Beijing Arts Center

Beijing Arts Center

Melissa Shin
Yale School of Architecture

Situated just south of the 2008 Olympic development, this project simulates the sense of intimacy of the traditional hutong but at a much larger scale to foster a cross collaboration between the arts and sciences.

The site sits on the iconic axis that runs north through Beijing and marks the transition between the historic axis as a skewer (running through the center of landmarks such as the Forbidden City) and the contemporary axis as a bifurcative tool (new buildings placed on either side of the axis such as the National Stadium and Aquatic Center.)
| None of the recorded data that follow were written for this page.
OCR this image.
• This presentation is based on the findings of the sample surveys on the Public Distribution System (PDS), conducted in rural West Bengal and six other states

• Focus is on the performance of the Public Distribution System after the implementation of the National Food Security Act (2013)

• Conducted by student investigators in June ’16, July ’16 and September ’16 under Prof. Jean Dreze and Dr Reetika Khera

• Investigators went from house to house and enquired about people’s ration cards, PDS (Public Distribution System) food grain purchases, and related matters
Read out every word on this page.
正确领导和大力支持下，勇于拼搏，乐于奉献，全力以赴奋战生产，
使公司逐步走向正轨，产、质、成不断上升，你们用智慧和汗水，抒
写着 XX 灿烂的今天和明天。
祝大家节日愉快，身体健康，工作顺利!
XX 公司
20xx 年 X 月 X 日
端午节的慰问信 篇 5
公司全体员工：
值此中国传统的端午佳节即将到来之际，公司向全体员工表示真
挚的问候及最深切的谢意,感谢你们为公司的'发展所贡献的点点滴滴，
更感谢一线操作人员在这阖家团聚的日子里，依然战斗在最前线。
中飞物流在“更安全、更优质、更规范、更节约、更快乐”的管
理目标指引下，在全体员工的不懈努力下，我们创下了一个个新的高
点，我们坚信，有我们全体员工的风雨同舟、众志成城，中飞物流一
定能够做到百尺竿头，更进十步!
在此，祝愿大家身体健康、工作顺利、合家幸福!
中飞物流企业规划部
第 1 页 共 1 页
This project aims to create a deviation off of the axis in order to establish a new one.

Click and hold to rotate model.

Her research focused on the effects of the rapid development of the contemporary city, positing that the buildings serving the Arts and Sciences are spread far apart and are often found on the fringe of the city – that is, the city has resolved itself into two separate worlds.

The Beijing Arts Campus puts these worlds back into a close dialogue with each other by providing laboratories, artist studios, gallery and exhibition spaces, research facilities, classrooms, workshop/fabrication areas, office spaces, performance spaces and a museum within one compound.

Beginning with the precedent of the enclosed garden/quadrangle, the campus blurs the threshold between building and landscape.

The solid, thickened wrapper is eroded by centripetally axial pathways that begin at significant nodes and circulation points. Like the Forbidden City, the pathways are oriented axially along the new axis, but locally deviate from symmetry as they interact with the buildings.

Rooted in theories of Chinese landscape painting, the complexity of the inner “courtyard” creates a sense of layered depth and perspective – hiding and revealing the object and creating framed views within itself.

The buildings are pierced by lightwells that act as a continuation of the landscape. The landscape transforms from a positive to a negative figure and carves into the buildings to bring light and air into their often deep centers as well as maintain the flow of circulation from outside to inside.

The lightwells contain sculptures and greenery, bringing exterior elements inside to create an ambiguity that is central to the projects thesis of cross pollination and porosity.